Oka Souichi, Takefuji Yoshiyasu
SciencePark Corporation, 3-24-9 Iriya-Nishi Zama-shi, Kanagawa 252-0029, Japan.
Faculty of Data Science, Musashino University, 3-3-3 Ariake Koto-ku, Tokyo 135-8181, Japan.
Sci Total Environ. 2025 Jul 1;984:179714. doi: 10.1016/j.scitotenv.2025.179714. Epub 2025 May 23.
Song et al. (2024), "Prediction of PFAS bioaccumulation in different plant tissues with machine learning models based on molecular fingerprints," employed machine learning methods, such as XGBoost and SHapley Additive exPlanations (SHAP), to predict PFAS bioaccumulation, reporting high predictive accuracy. However, this commentary critically examines their interpretation of feature importance, since high predictive accuracy does not guarantee reliable feature importance. Both XGBoost and SHAP are known to exhibit biases, such as overemphasizing features used in early splits and inheriting biases from the underlying model. Furthermore, the high dimensionality and potential collinearity of molecular fingerprints complicate SHAP interpretation, increasing overfitting risk and compromising SHAP value stability. To provide a general example, we conducted an independent simulation using a publicly available dataset of US industrial facilities and environmental compliance, demonstrating significant discrepancies between feature importance rankings from XGBoost and robust statistical tests. This commentary advocates for robust statistical methods coupled with p-values, including Spearman's rho, Kendall's tau, Goodman-Kruskal's gamma, Somers' delta, and Hoeffding's dependence, for feature selection. These non-parametric methods, which are independent of specific model assumptions and rely on data ranks, are better suited to capture complex relationships in high-dimensional data, providing a more reliable foundation for future PFAS bioaccumulation research.

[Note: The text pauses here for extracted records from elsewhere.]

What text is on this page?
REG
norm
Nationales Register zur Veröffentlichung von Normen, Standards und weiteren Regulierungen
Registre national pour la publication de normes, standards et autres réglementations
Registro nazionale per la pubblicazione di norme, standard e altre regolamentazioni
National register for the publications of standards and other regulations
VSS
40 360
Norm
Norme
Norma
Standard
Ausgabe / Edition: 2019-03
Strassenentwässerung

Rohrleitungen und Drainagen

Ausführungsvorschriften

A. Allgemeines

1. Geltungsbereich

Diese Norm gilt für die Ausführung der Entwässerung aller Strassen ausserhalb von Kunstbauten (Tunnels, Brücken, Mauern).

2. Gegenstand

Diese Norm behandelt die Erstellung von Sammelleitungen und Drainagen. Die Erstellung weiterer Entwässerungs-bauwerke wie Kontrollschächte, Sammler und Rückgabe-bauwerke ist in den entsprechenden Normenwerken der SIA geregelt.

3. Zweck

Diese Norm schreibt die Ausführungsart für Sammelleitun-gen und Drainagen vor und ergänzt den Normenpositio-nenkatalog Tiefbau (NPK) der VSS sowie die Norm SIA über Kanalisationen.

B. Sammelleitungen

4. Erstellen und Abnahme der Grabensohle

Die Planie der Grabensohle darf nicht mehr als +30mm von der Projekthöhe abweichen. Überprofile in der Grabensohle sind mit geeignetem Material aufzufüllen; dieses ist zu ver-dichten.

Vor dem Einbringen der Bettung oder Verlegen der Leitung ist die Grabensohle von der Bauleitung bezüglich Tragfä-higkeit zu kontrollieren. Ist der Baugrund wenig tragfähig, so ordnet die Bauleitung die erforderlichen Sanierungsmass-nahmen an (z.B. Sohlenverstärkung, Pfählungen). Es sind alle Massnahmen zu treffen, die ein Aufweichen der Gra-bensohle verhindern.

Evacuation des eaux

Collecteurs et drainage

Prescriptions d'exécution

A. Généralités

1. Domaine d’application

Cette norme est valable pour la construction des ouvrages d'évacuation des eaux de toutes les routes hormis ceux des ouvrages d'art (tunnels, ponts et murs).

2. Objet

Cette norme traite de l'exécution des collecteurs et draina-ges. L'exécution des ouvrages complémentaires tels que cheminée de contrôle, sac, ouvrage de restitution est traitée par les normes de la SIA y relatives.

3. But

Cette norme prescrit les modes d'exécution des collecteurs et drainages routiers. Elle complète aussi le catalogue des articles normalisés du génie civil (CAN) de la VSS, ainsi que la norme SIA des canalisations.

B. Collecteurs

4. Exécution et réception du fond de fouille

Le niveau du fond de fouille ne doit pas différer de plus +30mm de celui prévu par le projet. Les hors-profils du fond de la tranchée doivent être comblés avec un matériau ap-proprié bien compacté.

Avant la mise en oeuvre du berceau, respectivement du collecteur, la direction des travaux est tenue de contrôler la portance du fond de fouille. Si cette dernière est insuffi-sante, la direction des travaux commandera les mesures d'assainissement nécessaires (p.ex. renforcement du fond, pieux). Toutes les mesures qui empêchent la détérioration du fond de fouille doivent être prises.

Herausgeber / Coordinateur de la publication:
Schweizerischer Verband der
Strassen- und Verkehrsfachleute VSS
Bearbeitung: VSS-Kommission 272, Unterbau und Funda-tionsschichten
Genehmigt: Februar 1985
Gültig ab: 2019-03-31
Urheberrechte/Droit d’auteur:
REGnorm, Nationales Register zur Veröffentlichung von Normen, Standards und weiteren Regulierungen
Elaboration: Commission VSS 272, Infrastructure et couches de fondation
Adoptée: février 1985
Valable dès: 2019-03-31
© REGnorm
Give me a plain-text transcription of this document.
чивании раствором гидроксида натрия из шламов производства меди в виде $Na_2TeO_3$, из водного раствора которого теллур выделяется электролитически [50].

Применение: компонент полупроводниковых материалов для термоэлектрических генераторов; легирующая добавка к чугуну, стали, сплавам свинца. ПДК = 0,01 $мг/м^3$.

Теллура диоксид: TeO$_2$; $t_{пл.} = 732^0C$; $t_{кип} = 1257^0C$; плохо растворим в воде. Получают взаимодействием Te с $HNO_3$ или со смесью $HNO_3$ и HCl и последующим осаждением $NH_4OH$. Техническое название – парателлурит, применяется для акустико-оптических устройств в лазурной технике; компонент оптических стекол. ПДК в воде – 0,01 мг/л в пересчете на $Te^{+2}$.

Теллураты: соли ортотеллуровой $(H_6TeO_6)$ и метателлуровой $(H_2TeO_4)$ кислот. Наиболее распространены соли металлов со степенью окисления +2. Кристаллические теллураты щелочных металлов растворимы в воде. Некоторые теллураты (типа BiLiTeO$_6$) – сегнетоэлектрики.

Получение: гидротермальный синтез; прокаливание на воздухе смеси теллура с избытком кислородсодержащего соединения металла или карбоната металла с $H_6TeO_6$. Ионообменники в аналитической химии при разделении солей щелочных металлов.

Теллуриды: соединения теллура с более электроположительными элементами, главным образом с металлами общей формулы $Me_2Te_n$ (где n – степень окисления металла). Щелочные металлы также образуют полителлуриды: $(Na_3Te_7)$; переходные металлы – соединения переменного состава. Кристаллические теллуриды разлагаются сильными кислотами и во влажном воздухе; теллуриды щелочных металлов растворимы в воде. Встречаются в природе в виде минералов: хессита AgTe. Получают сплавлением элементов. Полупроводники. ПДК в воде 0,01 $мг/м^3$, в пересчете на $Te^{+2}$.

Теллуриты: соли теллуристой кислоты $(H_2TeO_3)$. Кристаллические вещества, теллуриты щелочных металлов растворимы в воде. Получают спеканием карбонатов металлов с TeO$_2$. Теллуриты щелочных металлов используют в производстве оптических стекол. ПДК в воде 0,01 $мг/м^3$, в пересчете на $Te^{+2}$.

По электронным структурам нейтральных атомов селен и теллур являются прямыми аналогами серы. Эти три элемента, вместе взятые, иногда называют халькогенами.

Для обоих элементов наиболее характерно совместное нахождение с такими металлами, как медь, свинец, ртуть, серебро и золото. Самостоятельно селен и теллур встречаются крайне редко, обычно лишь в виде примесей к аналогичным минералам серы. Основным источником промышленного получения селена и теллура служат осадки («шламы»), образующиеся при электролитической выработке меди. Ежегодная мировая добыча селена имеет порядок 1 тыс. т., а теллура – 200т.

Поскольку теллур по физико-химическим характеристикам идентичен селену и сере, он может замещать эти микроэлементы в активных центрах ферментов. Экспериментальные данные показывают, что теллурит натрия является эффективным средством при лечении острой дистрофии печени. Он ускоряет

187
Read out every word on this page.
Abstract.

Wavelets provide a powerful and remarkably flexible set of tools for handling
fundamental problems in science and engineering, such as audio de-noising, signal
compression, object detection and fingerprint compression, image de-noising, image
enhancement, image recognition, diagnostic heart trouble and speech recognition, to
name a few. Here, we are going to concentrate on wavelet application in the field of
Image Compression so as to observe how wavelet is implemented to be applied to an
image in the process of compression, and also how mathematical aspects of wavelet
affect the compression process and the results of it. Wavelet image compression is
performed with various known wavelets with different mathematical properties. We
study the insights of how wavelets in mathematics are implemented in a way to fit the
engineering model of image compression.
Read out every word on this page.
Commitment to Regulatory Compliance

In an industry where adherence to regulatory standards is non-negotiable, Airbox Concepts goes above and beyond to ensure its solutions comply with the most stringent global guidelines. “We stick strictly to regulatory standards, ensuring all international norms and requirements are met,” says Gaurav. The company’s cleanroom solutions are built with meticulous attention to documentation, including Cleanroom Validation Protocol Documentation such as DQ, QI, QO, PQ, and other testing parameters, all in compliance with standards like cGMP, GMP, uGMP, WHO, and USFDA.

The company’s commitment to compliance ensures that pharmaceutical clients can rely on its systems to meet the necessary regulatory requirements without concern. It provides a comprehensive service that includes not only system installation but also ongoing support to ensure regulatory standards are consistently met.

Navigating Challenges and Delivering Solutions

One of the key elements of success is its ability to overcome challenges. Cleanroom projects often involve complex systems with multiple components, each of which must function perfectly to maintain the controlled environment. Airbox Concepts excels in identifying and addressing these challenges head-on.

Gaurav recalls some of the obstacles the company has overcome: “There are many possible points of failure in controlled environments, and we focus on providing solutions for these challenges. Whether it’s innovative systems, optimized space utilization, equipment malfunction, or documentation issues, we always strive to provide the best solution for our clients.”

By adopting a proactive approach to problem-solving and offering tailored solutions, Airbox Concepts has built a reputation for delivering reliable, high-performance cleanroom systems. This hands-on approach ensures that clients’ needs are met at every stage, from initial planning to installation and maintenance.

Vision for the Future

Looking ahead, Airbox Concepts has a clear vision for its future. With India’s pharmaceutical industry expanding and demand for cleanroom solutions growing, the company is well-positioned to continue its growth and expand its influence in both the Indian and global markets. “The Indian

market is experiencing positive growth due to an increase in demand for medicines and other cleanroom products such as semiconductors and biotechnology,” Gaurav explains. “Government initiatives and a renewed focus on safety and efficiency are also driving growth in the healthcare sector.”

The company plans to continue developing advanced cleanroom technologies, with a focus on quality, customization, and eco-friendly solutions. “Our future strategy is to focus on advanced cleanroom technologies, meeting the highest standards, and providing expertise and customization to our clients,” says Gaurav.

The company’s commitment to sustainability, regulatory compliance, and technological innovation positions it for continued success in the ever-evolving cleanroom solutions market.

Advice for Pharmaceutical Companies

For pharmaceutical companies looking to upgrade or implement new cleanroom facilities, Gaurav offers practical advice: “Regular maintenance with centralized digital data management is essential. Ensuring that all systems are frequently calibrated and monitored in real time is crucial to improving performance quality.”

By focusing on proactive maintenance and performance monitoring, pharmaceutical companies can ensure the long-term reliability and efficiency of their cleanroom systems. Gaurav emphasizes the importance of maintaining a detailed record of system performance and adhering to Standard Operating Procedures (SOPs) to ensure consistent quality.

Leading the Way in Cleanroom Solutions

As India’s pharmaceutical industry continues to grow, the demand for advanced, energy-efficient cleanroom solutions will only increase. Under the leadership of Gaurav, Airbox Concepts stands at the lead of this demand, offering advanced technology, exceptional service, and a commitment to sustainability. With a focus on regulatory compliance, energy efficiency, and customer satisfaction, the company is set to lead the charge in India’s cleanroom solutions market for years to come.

宋等人(2024年)发表的《基于分子指纹的机器学习模型预测不同植物组织中全氟和多氟烷基物质的生物累积》运用了机器学习方法,如极端梯度提升(XGBoost)和夏普利值附加解释法(SHAP)来预测全氟和多氟烷基物质的生物累积,并报告了较高的预测准确率。然而,本评论批判性地审视了他们对特征重要性的解读,因为高预测准确率并不能保证特征重要性的可靠性。众所周知,XGBoost和SHAP都存在偏差,比如过度强调早期分割中使用的特征以及继承基础模型的偏差。此外,分子指纹的高维度和潜在共线性使SHAP解释变得复杂,增加了过拟合风险并损害了SHAP值的稳定性。为给出一个通用示例,我们使用公开可用的美国工业设施与环境合规数据集进行了独立模拟,结果表明XGBoost得出的特征重要性排名与稳健统计检验之间存在显著差异。本评论主张采用稳健统计方法并结合p值进行特征选择,这些方法包括斯皮尔曼等级相关系数、肯德尔等级相关系数、古德曼-克鲁斯卡尔系数、萨默斯delta系数以及霍夫丁相依系数。这些非参数方法独立于特定的模型假设且依赖数据排名,更适合捕捉高维数据中的复杂关系,为未来全氟和多氟烷基物质生物累积研究提供更可靠的基础。